Voltage on digital output pins depending on voltage source?

Hello everyone. This is my first post on the forum. I’m an experienced computer / PLC programmer, but my experience with microcontrollers and my understanding of electronics is rather limited.

I’m working on a project with the Fastled library and I’m controlling a Neopixel string over a digital output pin. The leds are 12V powered with a 5V control signal (WS2815). The sketch I made was working flawless on an Arduino Uno on pin 6. I now switched to an Arduino Nano 33 IOT and when using 12V (same as the ledstrip) on the Vin pin the leds are not lighting up in the correct way. I presume the 12V is converted to 3.3V on the output pin and that is what is causing the issue.

However, if I power the Nano 33 iot over the usb interface then the control signal to the LED’s is working spotless. Does this mean that when connected to the USB power source the output pins are supplied with the full 5V from the USB?

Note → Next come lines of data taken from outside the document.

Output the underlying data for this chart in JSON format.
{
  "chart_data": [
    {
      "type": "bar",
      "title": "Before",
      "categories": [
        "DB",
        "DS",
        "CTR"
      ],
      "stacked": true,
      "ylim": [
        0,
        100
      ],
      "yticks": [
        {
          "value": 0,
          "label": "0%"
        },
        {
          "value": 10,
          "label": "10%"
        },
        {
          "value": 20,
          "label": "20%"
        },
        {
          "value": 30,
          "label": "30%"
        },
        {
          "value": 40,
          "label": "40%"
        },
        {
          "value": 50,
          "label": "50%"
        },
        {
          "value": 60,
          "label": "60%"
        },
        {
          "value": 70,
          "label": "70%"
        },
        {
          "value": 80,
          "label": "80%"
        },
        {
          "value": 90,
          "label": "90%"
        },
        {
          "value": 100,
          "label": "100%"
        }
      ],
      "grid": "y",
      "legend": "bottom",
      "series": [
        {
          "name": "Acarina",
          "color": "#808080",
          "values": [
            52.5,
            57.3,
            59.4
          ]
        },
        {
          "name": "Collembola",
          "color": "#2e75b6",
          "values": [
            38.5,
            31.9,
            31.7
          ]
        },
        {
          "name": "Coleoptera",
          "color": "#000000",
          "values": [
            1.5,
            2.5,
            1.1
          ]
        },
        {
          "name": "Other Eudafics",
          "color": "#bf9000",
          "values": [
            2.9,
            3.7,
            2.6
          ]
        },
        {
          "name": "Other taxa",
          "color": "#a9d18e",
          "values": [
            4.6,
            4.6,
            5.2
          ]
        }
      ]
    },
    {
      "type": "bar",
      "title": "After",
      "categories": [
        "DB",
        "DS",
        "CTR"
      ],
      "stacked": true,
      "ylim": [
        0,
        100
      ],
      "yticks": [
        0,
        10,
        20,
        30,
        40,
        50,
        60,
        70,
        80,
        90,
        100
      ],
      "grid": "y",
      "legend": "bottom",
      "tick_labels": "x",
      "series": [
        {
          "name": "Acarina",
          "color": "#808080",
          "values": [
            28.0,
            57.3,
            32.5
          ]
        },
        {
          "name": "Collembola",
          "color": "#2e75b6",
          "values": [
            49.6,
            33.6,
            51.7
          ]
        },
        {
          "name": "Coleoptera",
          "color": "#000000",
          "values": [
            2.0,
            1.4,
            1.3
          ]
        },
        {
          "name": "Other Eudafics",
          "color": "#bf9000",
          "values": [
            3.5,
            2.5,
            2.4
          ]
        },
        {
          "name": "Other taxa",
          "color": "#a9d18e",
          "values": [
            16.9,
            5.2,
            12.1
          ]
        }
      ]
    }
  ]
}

If the above is correct, then I would be happy to receive some suggestion how I could power the Arduino from the 12V DC power supply while being able to control the LED’s.

Welcome to the forum

The supply voltage for the SAMD21 microcontroller on the Arduino Nano 33 IoT is regulated to 3.3V (that is what the 33 in the name comes from).

The output HIGH signal for a digital pin will always be slightly lower than the supply voltage (Vcc). The output low voltage will be zero volt.
For input the voltage will be a range (check datasheet for exact values). For instance LOW signal will be detected from 0V to 0.3Vcc (0.99V) and HIGH signal will be from 0.55Vcc(1.8V) to 3.3V. Input voltages from 1V to 1.8V are forbidden because the result (LOW or HIGH) is unpredictable. These factors a different for every device (see datasheet I/O Pin Characteristics).

The same is true for a 5V device. The range will be different. Now when you connect a 3.3V device to a 5V device there are 4 cases.

5V device LOW (0V) to 3.3V device (0V) -> OK
3.3V device LOW (0V) to 5V device (0V) -> OK
5V device HIGH (5V) to 3.3V device (max 3.3V) -> damages the 3.3V device
3V device HIGH (3.3V) to 5V device (min 3.5V) -> signal too low, sometimes it works sometimes it will not

To solve this, you need a level shifter or logic level converter. The exact solution depends on the application. You can build one using a transistor because you have only one pin and one direction. You can also simply get a little module (even from Amazon) that can have multiple channels and both directions. This would be used if you have a bus e.g., SPI or I2C or little motor controller ...

nikic:
Does this mean that when connected to the USB power source the output pins are supplied with the full 5V from the USB?

Nope. You are just lucky in one case. The voltage conversion from 5V to 3.3V and from 12V result in slightly different supply voltages and ripple.